CLIPP: They taught me a lot about Mongolian culture. The family told me about Mongolian music and Mongolian food and the countryside. I think I taught the kids a little bit about film making and definitely some kind of cultural exchange going on between us. He taught me how to ride a bike around a busy city and we were learning stuff off each other all the time, really.
KOUGUELL: Did Begszuren and his family help any other families nearby with couch-surfing?
CLIPP: I think other families were very, maybe skeptical at first of the idea or weren’t entirely sure of what Begszuren was doing and I know, like, he was couch surfing so it changed his diet which makes a lot of changes in his family’s lifestyle. So I think the neighbors sort of watched keenly but as far as I know, none of them have hosted. But when we were there we met a few of the neighbors and they were friendly. And where he lived, not so many people spoke English, so I guess it’s more of a barrier with the other families. But I’m sure since then there’s been a knock on impact on the neighborhood with the projects and stuff he’s been doing through couch-surfing.
KOUGUELL: How prevalent is couch surfing in Mongolia and elsewhere in Asia?
CLIPP: When I was there I think there are maybe six or seven couch surfers listed for the whole of Mongolia, [and] I know that’s increased since. When I was there, there really was very few, it’s quite a small community. But I think with couch surfing, word spread fairly fast and there’s a lot more now in Mongolia. As for the rest of Asia, I know in certain places there’s a lot, in other places, not so much. But I think couch surfing now has a pretty good coverage all over the world.

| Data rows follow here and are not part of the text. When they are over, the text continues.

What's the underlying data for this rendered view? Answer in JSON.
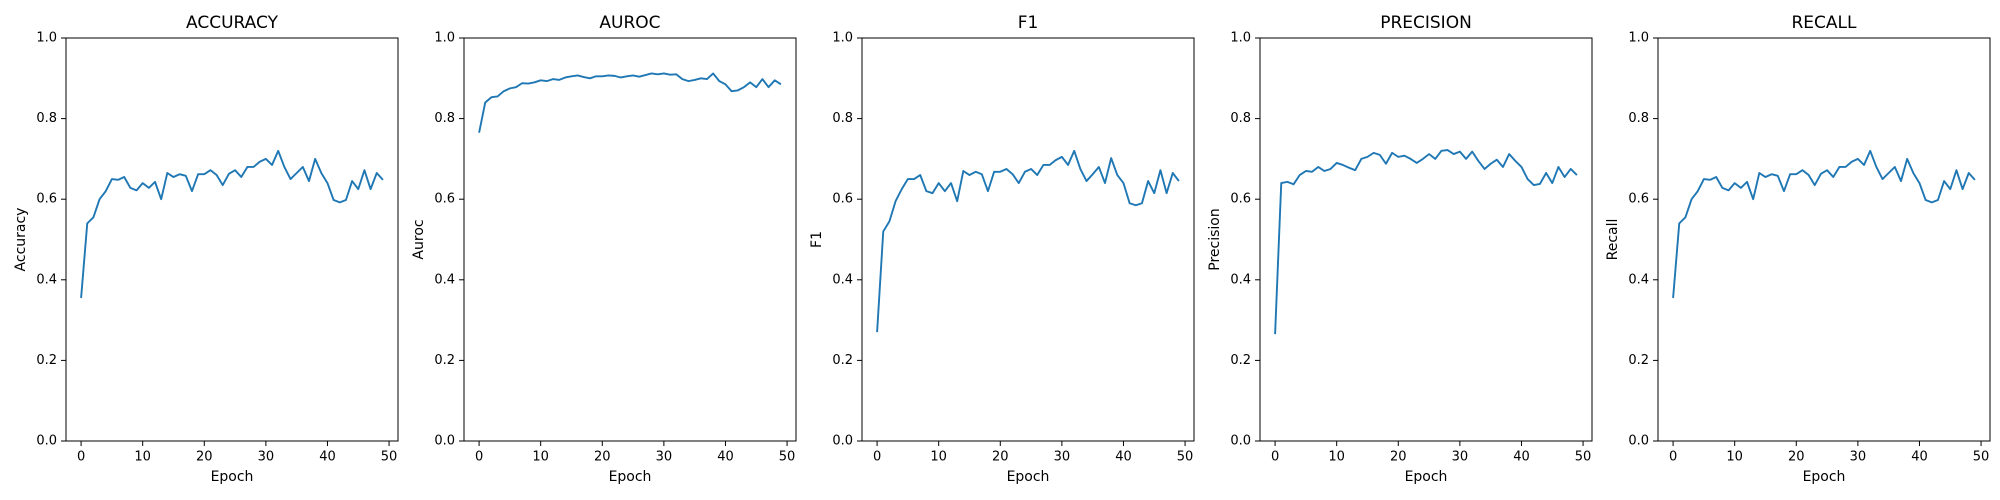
{
  "chart_data": [
    {
      "type": "line",
      "title": "ACCURACY",
      "xlabel": "Epoch",
      "ylabel": "Accuracy",
      "color": "#1f77b4",
      "x": [
        0,
        1,
        2,
        3,
        4,
        5,
        6,
        7,
        8,
        9,
        10,
        11,
        12,
        13,
        14,
        15,
        16,
        17,
        18,
        19,
        20,
        21,
        22,
        23,
        24,
        25,
        26,
        27,
        28,
        29,
        30,
        31,
        32,
        33,
        34,
        35,
        36,
        37,
        38,
        39,
        40,
        41,
        42,
        43,
        44,
        45,
        46,
        47,
        48,
        49
      ],
      "values": [
        0.355,
        0.54,
        0.555,
        0.6,
        0.62,
        0.65,
        0.648,
        0.655,
        0.628,
        0.622,
        0.64,
        0.628,
        0.643,
        0.6,
        0.665,
        0.655,
        0.662,
        0.658,
        0.62,
        0.662,
        0.662,
        0.672,
        0.66,
        0.635,
        0.663,
        0.672,
        0.655,
        0.68,
        0.68,
        0.693,
        0.7,
        0.685,
        0.72,
        0.68,
        0.65,
        0.665,
        0.68,
        0.645,
        0.7,
        0.665,
        0.64,
        0.598,
        0.592,
        0.598,
        0.645,
        0.625,
        0.672,
        0.625,
        0.665,
        0.648
      ],
      "xlim": [
        -2.45,
        51.45
      ],
      "ylim": [
        0,
        1
      ],
      "xticks": [
        0,
        10,
        20,
        30,
        40,
        50
      ],
      "yticks": [
        {
          "value": 0,
          "label": "0.0"
        },
        0.2,
        0.4,
        0.6,
        0.8,
        {
          "value": 1,
          "label": "1.0"
        }
      ]
    },
    {
      "type": "line",
      "title": "AUROC",
      "xlabel": "Epoch",
      "ylabel": "Auroc",
      "color": "#1f77b4",
      "x": [
        0,
        1,
        2,
        3,
        4,
        5,
        6,
        7,
        8,
        9,
        10,
        11,
        12,
        13,
        14,
        15,
        16,
        17,
        18,
        19,
        20,
        21,
        22,
        23,
        24,
        25,
        26,
        27,
        28,
        29,
        30,
        31,
        32,
        33,
        34,
        35,
        36,
        37,
        38,
        39,
        40,
        41,
        42,
        43,
        44,
        45,
        46,
        47,
        48,
        49
      ],
      "values": [
        0.765,
        0.84,
        0.853,
        0.855,
        0.868,
        0.875,
        0.878,
        0.888,
        0.887,
        0.89,
        0.895,
        0.893,
        0.898,
        0.896,
        0.902,
        0.905,
        0.907,
        0.903,
        0.9,
        0.905,
        0.905,
        0.907,
        0.906,
        0.902,
        0.905,
        0.907,
        0.904,
        0.908,
        0.912,
        0.91,
        0.912,
        0.909,
        0.91,
        0.898,
        0.893,
        0.896,
        0.9,
        0.898,
        0.912,
        0.893,
        0.885,
        0.868,
        0.87,
        0.878,
        0.89,
        0.878,
        0.898,
        0.878,
        0.895,
        0.885
      ],
      "xlim": [
        -2.45,
        51.45
      ],
      "ylim": [
        0,
        1
      ],
      "xticks": [
        0,
        10,
        20,
        30,
        40,
        50
      ],
      "yticks": [
        {
          "value": 0,
          "label": "0.0"
        },
        0.2,
        0.4,
        0.6,
        0.8,
        {
          "value": 1,
          "label": "1.0"
        }
      ]
    },
    {
      "type": "line",
      "title": "F1",
      "xlabel": "Epoch",
      "ylabel": "F1",
      "color": "#1f77b4",
      "x": [
        0,
        1,
        2,
        3,
        4,
        5,
        6,
        7,
        8,
        9,
        10,
        11,
        12,
        13,
        14,
        15,
        16,
        17,
        18,
        19,
        20,
        21,
        22,
        23,
        24,
        25,
        26,
        27,
        28,
        29,
        30,
        31,
        32,
        33,
        34,
        35,
        36,
        37,
        38,
        39,
        40,
        41,
        42,
        43,
        44,
        45,
        46,
        47,
        48,
        49
      ],
      "values": [
        0.27,
        0.52,
        0.545,
        0.595,
        0.625,
        0.65,
        0.65,
        0.66,
        0.62,
        0.615,
        0.64,
        0.62,
        0.64,
        0.595,
        0.67,
        0.66,
        0.668,
        0.662,
        0.62,
        0.668,
        0.668,
        0.675,
        0.662,
        0.64,
        0.668,
        0.675,
        0.66,
        0.685,
        0.685,
        0.697,
        0.705,
        0.685,
        0.72,
        0.675,
        0.645,
        0.662,
        0.68,
        0.64,
        0.702,
        0.66,
        0.64,
        0.59,
        0.585,
        0.59,
        0.645,
        0.615,
        0.672,
        0.615,
        0.665,
        0.645
      ],
      "xlim": [
        -2.45,
        51.45
      ],
      "ylim": [
        0,
        1
      ],
      "xticks": [
        0,
        10,
        20,
        30,
        40,
        50
      ],
      "yticks": [
        {
          "value": 0,
          "label": "0.0"
        },
        0.2,
        0.4,
        0.6,
        0.8,
        {
          "value": 1,
          "label": "1.0"
        }
      ]
    },
    {
      "type": "line",
      "title": "PRECISION",
      "xlabel": "Epoch",
      "ylabel": "Precision",
      "color": "#1f77b4",
      "x": [
        0,
        1,
        2,
        3,
        4,
        5,
        6,
        7,
        8,
        9,
        10,
        11,
        12,
        13,
        14,
        15,
        16,
        17,
        18,
        19,
        20,
        21,
        22,
        23,
        24,
        25,
        26,
        27,
        28,
        29,
        30,
        31,
        32,
        33,
        34,
        35,
        36,
        37,
        38,
        39,
        40,
        41,
        42,
        43,
        44,
        45,
        46,
        47,
        48,
        49
      ],
      "values": [
        0.265,
        0.64,
        0.643,
        0.637,
        0.66,
        0.67,
        0.668,
        0.68,
        0.67,
        0.675,
        0.69,
        0.685,
        0.678,
        0.672,
        0.7,
        0.705,
        0.715,
        0.71,
        0.688,
        0.715,
        0.705,
        0.708,
        0.7,
        0.69,
        0.7,
        0.712,
        0.7,
        0.72,
        0.722,
        0.712,
        0.718,
        0.7,
        0.718,
        0.695,
        0.675,
        0.688,
        0.698,
        0.68,
        0.712,
        0.695,
        0.68,
        0.65,
        0.635,
        0.638,
        0.665,
        0.64,
        0.68,
        0.655,
        0.675,
        0.66
      ],
      "xlim": [
        -2.45,
        51.45
      ],
      "ylim": [
        0,
        1
      ],
      "xticks": [
        0,
        10,
        20,
        30,
        40,
        50
      ],
      "yticks": [
        {
          "value": 0,
          "label": "0.0"
        },
        0.2,
        0.4,
        0.6,
        0.8,
        {
          "value": 1,
          "label": "1.0"
        }
      ]
    },
    {
      "type": "line",
      "title": "RECALL",
      "xlabel": "Epoch",
      "ylabel": "Recall",
      "color": "#1f77b4",
      "x": [
        0,
        1,
        2,
        3,
        4,
        5,
        6,
        7,
        8,
        9,
        10,
        11,
        12,
        13,
        14,
        15,
        16,
        17,
        18,
        19,
        20,
        21,
        22,
        23,
        24,
        25,
        26,
        27,
        28,
        29,
        30,
        31,
        32,
        33,
        34,
        35,
        36,
        37,
        38,
        39,
        40,
        41,
        42,
        43,
        44,
        45,
        46,
        47,
        48,
        49
      ],
      "values": [
        0.355,
        0.54,
        0.555,
        0.6,
        0.62,
        0.65,
        0.648,
        0.655,
        0.628,
        0.622,
        0.64,
        0.628,
        0.643,
        0.6,
        0.665,
        0.655,
        0.662,
        0.658,
        0.62,
        0.662,
        0.662,
        0.672,
        0.66,
        0.635,
        0.663,
        0.672,
        0.655,
        0.68,
        0.68,
        0.693,
        0.7,
        0.685,
        0.72,
        0.68,
        0.65,
        0.665,
        0.68,
        0.645,
        0.7,
        0.665,
        0.64,
        0.598,
        0.592,
        0.598,
        0.645,
        0.625,
        0.672,
        0.625,
        0.665,
        0.648
      ],
      "xlim": [
        -2.45,
        51.45
      ],
      "ylim": [
        0,
        1
      ],
      "xticks": [
        0,
        10,
        20,
        30,
        40,
        50
      ],
      "yticks": [
        {
          "value": 0,
          "label": "0.0"
        },
        0.2,
        0.4,
        0.6,
        0.8,
        {
          "value": 1,
          "label": "1.0"
        }
      ]
    }
  ]
}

KOUGUELL: Would you say there’s some kind of message about inviting foreign visitors to live in your home?
CLIPP: There’s a strong message of just how much there is to gain for everyone. I mean there’s so much more than a place to sleep. Such an exchange of ideas and cultures, it’s so beneficial both for the people staying to get ideas of what to see and what to do from locals, rather than from tour books or tour guides. And then for the people hosting, to see so much of the world without leaving their own house, I think is amazing. You have people who can’t travel or committed to work or committed to a certain city or place. They can host people from all over the world and just learn so much about countries that they may get to visit in the future, [even if] they may not, but they still [experience] so many ideas being shared.

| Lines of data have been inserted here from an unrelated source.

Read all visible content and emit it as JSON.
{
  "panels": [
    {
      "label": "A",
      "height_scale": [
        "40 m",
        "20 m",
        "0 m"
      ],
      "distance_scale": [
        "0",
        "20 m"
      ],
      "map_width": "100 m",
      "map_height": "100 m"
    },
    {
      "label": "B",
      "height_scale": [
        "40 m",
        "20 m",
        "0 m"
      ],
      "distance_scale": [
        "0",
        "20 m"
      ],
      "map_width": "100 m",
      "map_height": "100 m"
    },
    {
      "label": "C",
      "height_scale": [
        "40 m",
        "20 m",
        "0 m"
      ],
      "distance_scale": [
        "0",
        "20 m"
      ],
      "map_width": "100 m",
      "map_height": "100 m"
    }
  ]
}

KOUGUELL: Begszuren says that couch surfing may change the world. Do you agree with that?
CLIPP: Yeah I think definitely. I think there’s been so many connections forged between people from all over the world. I think it’s already, maybe in a small way, it’s already changed the world. For some people, definitely, I think there’s lots of friendships and people have met on couch surfing and stayed in touch for years and years and they’ve sort of gone to each other’s places. Yeah, I think it shows a great side of humanity which some people may not think exists anymore. People would let complete strangers in and put them up and that element of trust I think is fantastic and the more positive experiences couch surfing generates, the more trust there will be between people. So I think it can definitely change the world.
KOUGUELL: Clipp is certainly making his contribution. At just 11 minutes long, A Mongolian Couch is the winner of several independent film awards and screened around the world in the United States, Europe and Asia. The film shows that reaching out to others is a mutually rewarding experience and as Clipp’s work proves, couch surfing is the essence of sharing, no matter the distance.